SILAC compatible strain of Pichia pastoris for expression of isotopically labeled protein standards and quantitative proteomics

Abstract

The methylotrophic yeast Pichia pastoris is a powerful eukaryotic platform for the production of heterologous protein. Recent publication of the P. pastoris genome has facilitated strain development toward biopharmaceutical and environmental science applications and has advanced the organism as a model system for the study of peroxisome biogenesis and methanol metabolism. Here we report the development of a P. pastoris arg-/lys- auxotrophic strain compatible with SILAC (stable isotope labeling by amino acids in cell culture) proteomic studies, which is capable of generating large quantities of isotopically labeled protein for mass spectrometry-based biomarker measurements. We demonstrate the utility of this strain to produce high purity human serum albumin uniformly labeled with isotopically heavy arginine and lysine. In addition, we demonstrate the first quantitative proteomic analysis of methanol metabolism in P. pastoris, reporting new evidence for a malate-aspartate NADH shuttle mechanism in the organism. This strain will be a useful model organism for the study of metabolism and peroxisome generation.

Figure 1

Generation of P. pastoris arg- lys- auxotroph. (A) ARG4 and LYS2 knockout vectors. The NTC (nourseothricin acetyltransferase) and HPT (hygromycin phosphotransferase) disruption vectors were used to knockout arginosuccinate lyase (ARG4) and α-aminoadipate reductase (LYS2) by homologous recombination. (B) PCR-based confirmation of genetic disruption: At left, rk88/rk6 primers amplified a 2488 amplicon generated in the arg- knockout vs. a 1222 amplicon in the ‘wild type’ BG08. At right, rk166/rk167 primers amplify a 1952 amplicon generated in lys- knockout vs. no amplicon in the wild type.

Figure 2

Heavy HSA expression and MS analysis. (A) Recombinant HSA is secreted into the culture medium at a yield of 50 μg/ml detectable by Coomasie stained SDS-PAGE. A minor 43kD degradation product of the full length HSA (67kD) is also evident, consistent with previous reports of protein cleavage in P. pastoris . The absence of other secreted proteins in the media is apparent in both methanol induced and uninduced samples. (B) MS-analysis of trypsinized HSA covers 55% of the protein sequence.
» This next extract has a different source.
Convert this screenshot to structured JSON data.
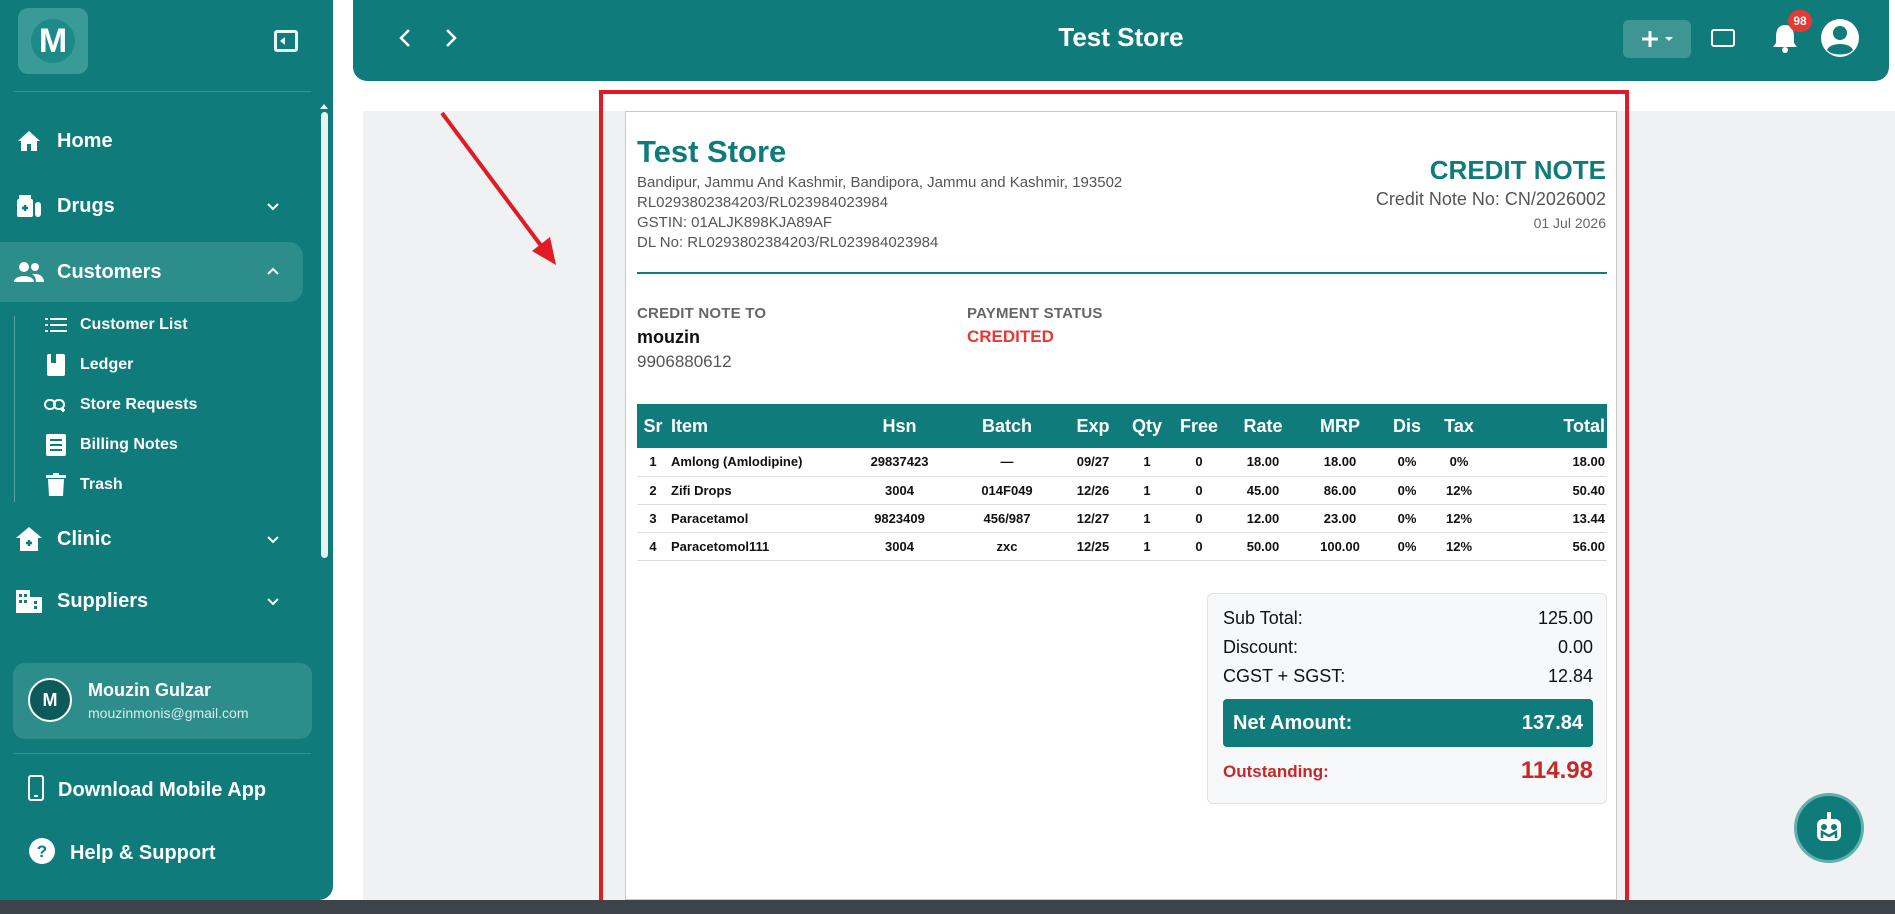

Of 31 non-redundant peptides, 22 peptides show quantifiable L/H ratios by MS. (C) Sample chromatogram overlay for HSA peptide LVTDLDK with the heavy peptide AUC (gray) vs. light peptide AUC (slate).

Figure 3

P. pastoris protein profiles at 48 hours growth on methanol supplemented with heavy arginine and lysine. (A) Normalized plot of heavy:light ratios for 197 quantified proteins. Proteins up-regulated 8-fold or greater are highlighted (slate bars) and tabulated at right. The majority of up-regulated proteins are involved in methanol metabolism. (B) Schematic of methanol metabolism in P. pastoris. 1) alcohol oxidase, 2) catalase, 3) S-hydroxymethyl dehydrogenase, 4) S-formyl glutathione hydrolase, 5) formate dehydrogenase, 6) dihydroxyacetone synthase, 7) dihydroxyacetone kinase, 8) fructose 1,6-bisphosphate aldolase, 9) fructose 1,6-bisphosphatase, 10) glutathione reductase, 11) glutathione peroxidase.

Figure 4

Time course of individual protein ratios on methanol media. Precipitous up-regulation of methanol metabolic enzymes corresponds with the gradual down-regulation of glycolytic enzymes involved in glycerol metabolism. AOX1 (alcohol oxidase 1), CTA (catalase), DAS1 (dihydroxyacetone synthase 1); DAK (dihydroxyacetone kinase), FBA (fructose 1,6-bisphosphate aldolase); FLD (S-hydroxymethyl dehydrogenase), FGH (S-formyl glutathione hydrolase), FDH (formate dehydrogenase); GAPDH (glyceraldehydes-3-phosphate dehydrogenase), PGK (phosphoglycerate kinase), PGM (phosphoglycerate mutase), ENO (enolase), PK (pyruvate kinase).